Special Evolution Seminar: Lauren Sallan, University of Michigan

Feb 10, 2014 at | Lynch Lecture Hall

The Rise and Fall of Fishes: How Macroecology and Global Events Shape Vertebrate Evolution

 

Biological evolution was originally understood as a gradual, internally-driven process, and standing biodiversity entirely the result of the slow accumulation of positive changes. It is now clear that macroevolution (above species level) proceeds in booms and busts. It is influenced by emergent multiscale processes, which can turn short-term positive traits into long-term negatives and alter rates of evolutionary change. Because these processes play out over thousands to millions of years, they cannot be observed on generational timescales. Fortunately, the fossil record preserves this evolutionary history, documenting the responses of lineages to myriad conditions global and local. Here. I show the potential of this database of natural experiments, using examples in which I applied novel approaches from disparate fields to the vertebrate fossil record of the Devonian-Mississippian (419- 323 million years ago). This critical interval in vertebrate evolution contained both repeated rounds of diversification under varied conditions and a major climate- driven mass extinction event.
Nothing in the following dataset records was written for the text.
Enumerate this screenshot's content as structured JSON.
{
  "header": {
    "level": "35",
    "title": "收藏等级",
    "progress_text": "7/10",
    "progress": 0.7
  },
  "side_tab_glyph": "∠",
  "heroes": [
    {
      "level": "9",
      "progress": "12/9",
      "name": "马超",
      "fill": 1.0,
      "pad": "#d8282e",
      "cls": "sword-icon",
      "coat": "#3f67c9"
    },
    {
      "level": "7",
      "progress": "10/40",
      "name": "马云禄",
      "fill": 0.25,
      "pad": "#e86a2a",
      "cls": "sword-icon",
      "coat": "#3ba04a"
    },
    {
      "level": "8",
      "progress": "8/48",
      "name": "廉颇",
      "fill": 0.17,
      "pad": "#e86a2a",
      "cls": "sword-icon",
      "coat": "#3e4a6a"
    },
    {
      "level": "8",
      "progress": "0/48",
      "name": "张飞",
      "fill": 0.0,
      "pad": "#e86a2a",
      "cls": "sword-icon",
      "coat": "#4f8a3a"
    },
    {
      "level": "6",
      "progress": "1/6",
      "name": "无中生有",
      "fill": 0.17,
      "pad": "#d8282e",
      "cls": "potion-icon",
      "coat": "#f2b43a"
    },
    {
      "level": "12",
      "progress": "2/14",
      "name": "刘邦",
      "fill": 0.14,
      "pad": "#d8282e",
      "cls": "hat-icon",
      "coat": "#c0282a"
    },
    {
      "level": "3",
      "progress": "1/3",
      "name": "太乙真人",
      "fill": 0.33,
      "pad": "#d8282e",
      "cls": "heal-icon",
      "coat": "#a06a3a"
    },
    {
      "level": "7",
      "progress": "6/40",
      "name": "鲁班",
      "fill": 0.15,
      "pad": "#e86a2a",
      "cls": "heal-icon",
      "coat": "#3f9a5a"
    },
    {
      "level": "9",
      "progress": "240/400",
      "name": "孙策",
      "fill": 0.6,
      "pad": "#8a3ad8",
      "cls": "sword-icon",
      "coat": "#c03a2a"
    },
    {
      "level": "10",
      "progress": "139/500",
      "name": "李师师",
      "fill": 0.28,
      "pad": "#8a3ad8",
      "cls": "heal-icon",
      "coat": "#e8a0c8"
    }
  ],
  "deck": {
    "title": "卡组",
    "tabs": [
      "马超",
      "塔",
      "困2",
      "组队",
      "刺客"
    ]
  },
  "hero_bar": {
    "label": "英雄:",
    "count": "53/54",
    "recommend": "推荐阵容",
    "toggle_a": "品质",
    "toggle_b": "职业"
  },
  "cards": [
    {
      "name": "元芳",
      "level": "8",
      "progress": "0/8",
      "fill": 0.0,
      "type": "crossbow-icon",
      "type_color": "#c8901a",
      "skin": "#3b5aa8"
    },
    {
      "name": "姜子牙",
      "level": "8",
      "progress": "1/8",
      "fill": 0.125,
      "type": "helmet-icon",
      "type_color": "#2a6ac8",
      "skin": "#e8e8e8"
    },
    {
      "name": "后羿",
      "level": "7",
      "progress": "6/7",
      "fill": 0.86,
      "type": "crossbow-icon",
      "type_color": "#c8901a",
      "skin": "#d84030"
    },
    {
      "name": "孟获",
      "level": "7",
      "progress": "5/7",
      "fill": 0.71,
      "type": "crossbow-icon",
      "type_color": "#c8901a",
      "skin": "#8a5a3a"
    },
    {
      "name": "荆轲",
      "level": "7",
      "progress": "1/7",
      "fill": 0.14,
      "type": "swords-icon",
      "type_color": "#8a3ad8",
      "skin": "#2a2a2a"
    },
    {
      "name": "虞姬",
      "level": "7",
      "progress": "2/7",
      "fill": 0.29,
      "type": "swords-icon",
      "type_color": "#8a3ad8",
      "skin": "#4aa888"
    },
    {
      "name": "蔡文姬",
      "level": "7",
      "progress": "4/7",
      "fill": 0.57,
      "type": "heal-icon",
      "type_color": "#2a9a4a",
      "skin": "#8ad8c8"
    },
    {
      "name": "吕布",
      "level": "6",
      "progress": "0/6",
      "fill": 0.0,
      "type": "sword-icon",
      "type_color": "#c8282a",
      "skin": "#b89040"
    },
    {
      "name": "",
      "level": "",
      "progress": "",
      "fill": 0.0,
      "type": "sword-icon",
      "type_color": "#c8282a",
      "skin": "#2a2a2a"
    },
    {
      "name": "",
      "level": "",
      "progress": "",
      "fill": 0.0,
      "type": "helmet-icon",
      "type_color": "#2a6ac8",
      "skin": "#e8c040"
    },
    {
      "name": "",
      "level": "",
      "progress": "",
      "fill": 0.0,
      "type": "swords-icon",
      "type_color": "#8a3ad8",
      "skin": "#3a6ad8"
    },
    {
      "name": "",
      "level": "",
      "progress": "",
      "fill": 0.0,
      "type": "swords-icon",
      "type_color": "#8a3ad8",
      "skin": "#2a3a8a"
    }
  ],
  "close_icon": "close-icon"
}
These investigations have already revealed new and surprising information on the rise of modern fishes and faunas, the evolutionary outcomes of gradual and sudden climate change, the drivers of adaptive radiation, the origins of “living fossils,” and the role of macroecology in shaping evolution. Many of these results have overturned previous hypotheses, opening new paths of inquiry. Devonian-Carboniferous patterns and processes were likely repeated under similar conditions throughout evolutionary history, and might represent generalities in biological macroevolution.